Jedni martwią się, że halny zmiecie z Wielkiej Krokwi rywali Małysza wraz z nim, my, na nizinach, mamy inny problem z wiatrem i ociepleniem.
Brodnica
Strażacy już od dwóch dni mają pełne ręce roboty - walczą ze skutkami gwałtownej odwilży. Najpierw dostali zgłoszenie o podtopionych piwnicach w domach przy ul. Lidzbarskiej. Problem dotknął również mieszkańców innych ulic: Długiej, Spokojnej, Łaziennej - informacje o wodzie w piwnicach nadchodziły z całego miasta, nawet z centrum. Mieszkańcy wsi także borykali się z nadmiarem wody w obejściach.
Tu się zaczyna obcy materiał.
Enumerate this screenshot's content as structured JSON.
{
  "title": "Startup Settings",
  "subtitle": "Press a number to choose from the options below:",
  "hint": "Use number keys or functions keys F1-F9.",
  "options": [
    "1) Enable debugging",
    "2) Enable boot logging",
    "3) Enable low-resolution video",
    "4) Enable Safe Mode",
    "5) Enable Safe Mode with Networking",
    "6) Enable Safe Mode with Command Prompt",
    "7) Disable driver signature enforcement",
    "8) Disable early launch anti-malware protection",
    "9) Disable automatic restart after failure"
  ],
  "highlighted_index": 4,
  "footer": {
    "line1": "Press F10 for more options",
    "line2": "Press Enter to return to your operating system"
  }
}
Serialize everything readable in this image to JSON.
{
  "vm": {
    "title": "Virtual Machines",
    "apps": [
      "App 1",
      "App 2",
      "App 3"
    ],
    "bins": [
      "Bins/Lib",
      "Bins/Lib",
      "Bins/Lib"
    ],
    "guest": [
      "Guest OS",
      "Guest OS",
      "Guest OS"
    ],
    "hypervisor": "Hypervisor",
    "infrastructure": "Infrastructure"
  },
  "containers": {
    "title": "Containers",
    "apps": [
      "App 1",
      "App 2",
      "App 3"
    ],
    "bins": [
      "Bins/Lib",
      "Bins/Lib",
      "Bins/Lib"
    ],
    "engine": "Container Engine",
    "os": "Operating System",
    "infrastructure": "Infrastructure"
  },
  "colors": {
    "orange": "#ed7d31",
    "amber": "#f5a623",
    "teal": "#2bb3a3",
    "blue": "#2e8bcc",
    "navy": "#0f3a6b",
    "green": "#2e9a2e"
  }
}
Strażacy mieli kilka interwencji w Zbicznie, potem jechali do okolicznych miejscowości.
Niedaleko Małk woda wypływała z zapchanego rowu i przelewała się przez krajową "piętnastkę". Pompy strażackie pracowały na drodze niezłomnie cały dzień. Wysiłki na pewno doceniali kierowcy jadący trasą Toruń - Olsztyn. Spokojniej było w Jabłonowie Pomorskim, tylko kilka zgłoszeń - z ul. Ogrodowej i gospodarstw Jabłonowa - Zamek.
Niespokojną noc mieli strażacy OSP Osiek. Najpierw pojechali do Kretek Dużych, gdzie były podtopione trzy gospodarstwa. Kopali rowy odwadniające, wypompowując jednocześnie wodę z piwnic. Następnie interweniowali w trzech posesjach w Osieku oraz w zabudowaniach we Wrzeszewie i Strzygach.
Nowe Miasto Lubawskie
Strażacy i pracownicy służb komunalnych są już przyzwyczajeni, że największe zagrożenie - przy dużych opadach deszczu czy gwałtownym topnieniu śniegu - występuje przy ul. Żwirki i Wigury, w okolicach dworców PKP i PKS, w sąsiedztwie stacji paliwowej "Orlen". Rów, odprowadzający wodę ze wzgórza od strony Nawry nie jest w stanie wchłonąć całej masy roztopionego śniegu. Zalewane są piwnice i garaże. Przez całą noc pracowały strażackie pompy i sprzęt Miejskiego Zakładu Komunalnego. Nieciekawie było także w niektórych posesjach przy ulicach Broniewskiego, Jodłowej, Pięknej.
Wizja lokalna gospodarzy miasta zakończyła się postanowieniem o budowie dodatkowego odcinka kanalizacji deszczowej w rejonie najbardziej zagrożonym. Polecono przygotować projekt dokumentacji tej inwestycji.
Woda w piwnicach
Paweł Kędzia, BOGUMIŁ DROGORÓB

Mirosław Szczypiorski, mieszkaniec ul. Spokojnej w Brodnicy na Ustroniu nie miał bynajmniej spokojnej nocy. Podtopione piwnice, garaż, mokre fundamenty nowego domu - nie tak sobie wyobrażał spokojne życie na Ustroniu.
Raptowna zmiana pogody spowodowała nie lada kłopot mieszkańcom wielu posesji w Brodnicy, Nowym Mieście Lubawskim i regionie. Sporo pracy mieli wczorajszej nocy strażacy.